My family lived in Victoria from 1983 to 1996. That’s my entire life from birth to age 13, so pretty much my whole childhood is in South Texas. I don’t remember learning to count in Spanish, I knew how as soon as I knew how to count in English so they must have taught us in preschool. In high school one of my closest friends had moved to Texas from Slovakia and she was shocked to hear me refer to my bellybutton as a “pupek” because that’s the czech word for navel. I literally just thought it was another English word, I had no idea it wasn’t until she told me.

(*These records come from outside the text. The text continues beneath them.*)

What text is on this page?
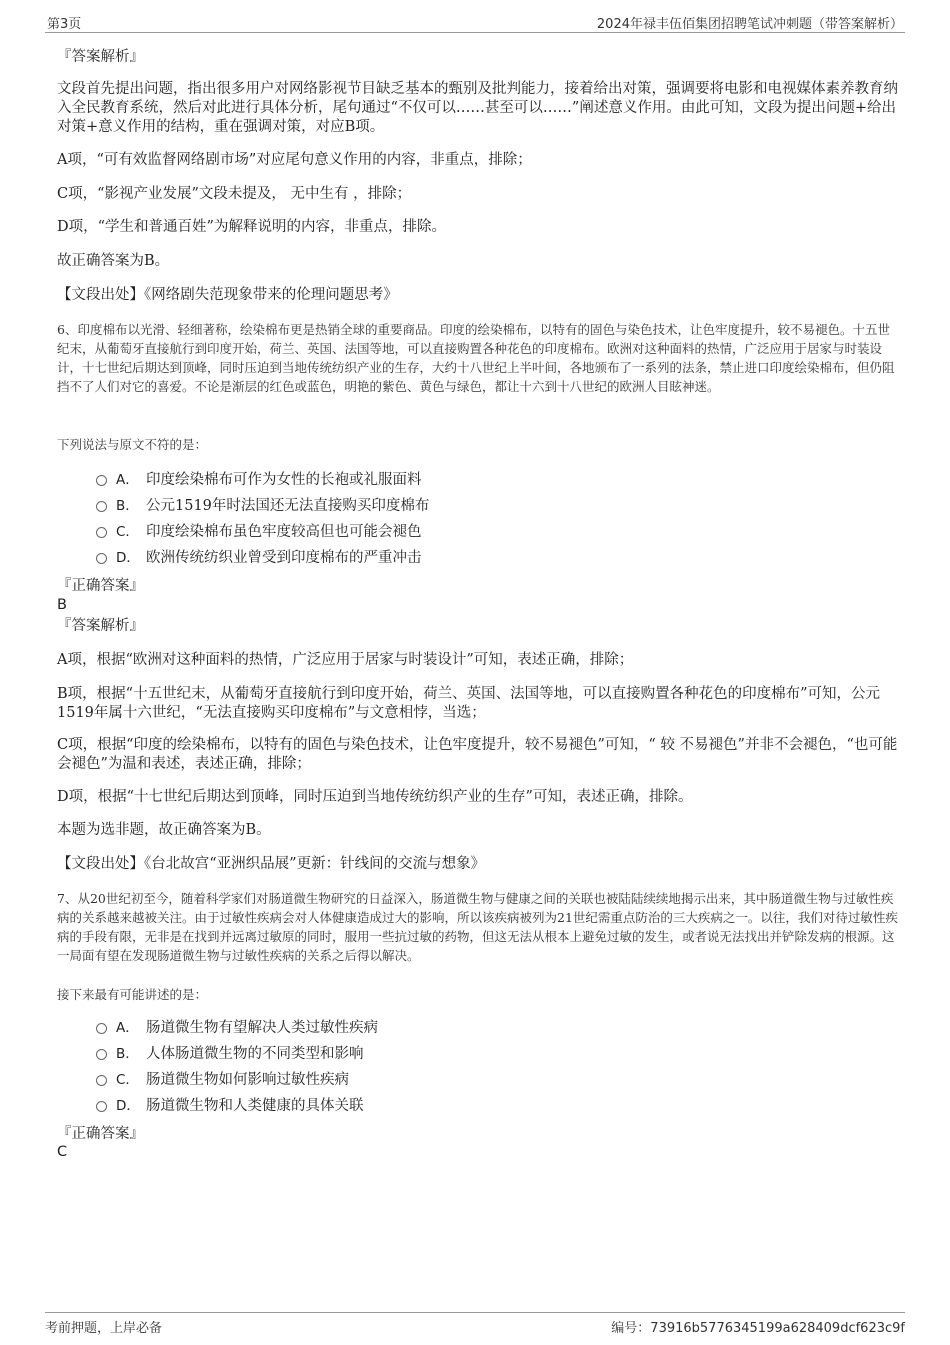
第3页	2024年禄丰伍佰集团招聘笔试冲刺题（带答案解析）
『答案解析』
文段首先提出问题，指出很多用户对网络影视节目缺乏基本的甄别及批判能力，接着给出对策，强调要将电影和电视媒体素养教育纳入全民教育系统，然后对此进行具体分析，尾句通过“不仅可以……甚至可以……”阐述意义作用。由此可知，文段为提出问题+给出对策+意义作用的结构，重在强调对策，对应B项。
A项，“可有效监督网络剧市场”对应尾句意义作用的内容，非重点，排除；
C项，“影视产业发展”文段未提及， 无中生有 ，排除；
D项，“学生和普通百姓”为解释说明的内容，非重点，排除。
故正确答案为B。
【文段出处】《网络剧失范现象带来的伦理问题思考》
6、印度棉布以光滑、轻细著称，绘染棉布更是热销全球的重要商品。印度的绘染棉布，以特有的固色与染色技术，让色牢度提升，较不易褪色。十五世纪末，从葡萄牙直接航行到印度开始，荷兰、英国、法国等地，可以直接购置各种花色的印度棉布。欧洲对这种面料的热情，广泛应用于居家与时装设计，十七世纪后期达到顶峰，同时压迫到当地传统纺织产业的生存，大约十八世纪上半叶间，各地颁布了一系列的法条，禁止进口印度绘染棉布，但仍阻挡不了人们对它的喜爱。不论是渐层的红色或蓝色，明艳的紫色、黄色与绿色，都让十六到十八世纪的欧洲人目眩神迷。
下列说法与原文不符的是：
A． 印度绘染棉布可作为女性的长袍或礼服面料
B． 公元1519年时法国还无法直接购买印度棉布
C． 印度绘染棉布虽色牢度较高但也可能会褪色
D． 欧洲传统纺织业曾受到印度棉布的严重冲击
『正确答案』
B
『答案解析』
A项，根据“欧洲对这种面料的热情，广泛应用于居家与时装设计”可知，表述正确，排除；
B项，根据“十五世纪末，从葡萄牙直接航行到印度开始，荷兰、英国、法国等地，可以直接购置各种花色的印度棉布”可知，公元1519年属十六世纪，“无法直接购买印度棉布”与文意相悖，当选；
C项，根据“印度的绘染棉布，以特有的固色与染色技术，让色牢度提升，较不易褪色”可知，“ 较 不易褪色”并非不会褪色，“也可能会褪色”为温和表述，表述正确，排除；
D项，根据“十七世纪后期达到顶峰，同时压迫到当地传统纺织产业的生存”可知，表述正确，排除。
本题为选非题，故正确答案为B。
【文段出处】《台北故宫“亚洲织品展”更新：针线间的交流与想象》
7、从20世纪初至今，随着科学家们对肠道微生物研究的日益深入，肠道微生物与健康之间的关联也被陆陆续续地揭示出来，其中肠道微生物与过敏性疾病的关系越来越被关注。由于过敏性疾病会对人体健康造成过大的影响，所以该疾病被列为21世纪需重点防治的三大疾病之一。以往，我们对待过敏性疾病的手段有限，无非是在找到并远离过敏原的同时，服用一些抗过敏的药物，但这无法从根本上避免过敏的发生，或者说无法找出并铲除发病的根源。这一局面有望在发现肠道微生物与过敏性疾病的关系之后得以解决。
接下来最有可能讲述的是：
A． 肠道微生物有望解决人类过敏性疾病
B． 人体肠道微生物的不同类型和影响
C． 肠道微生物如何影响过敏性疾病
D． 肠道微生物和人类健康的具体关联
『正确答案』
C
考前押题，上岸必备	编号：73916b5776345199a628409dcf623c9f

I’ve never done the DNA testing everyone else is doing but I think it’s pretty safe to say that I am fully white and do not have hispanic heritage. However, my Dad spoke fluent Spanish and tried his best to encourage us to learn it. He used to buy my mom sweet greeting cards in Spanish because he said they were more romantic than the ones in English. It wasn’t a proper bilingual upbringing, but being raised that way gave me an appreciation for how very intertwined the culture of my home state really is with our closest foreign neighbor.

I wrote an article for Wide Open Country a while back about growing up in South Texas, because it really just is so different from other places. It’s not really on the way to anywhere except South Padre Island or Mexico, but if you ever get a chance to visit South Texas, find a Mexican restaurant and try the chorizo and eggs.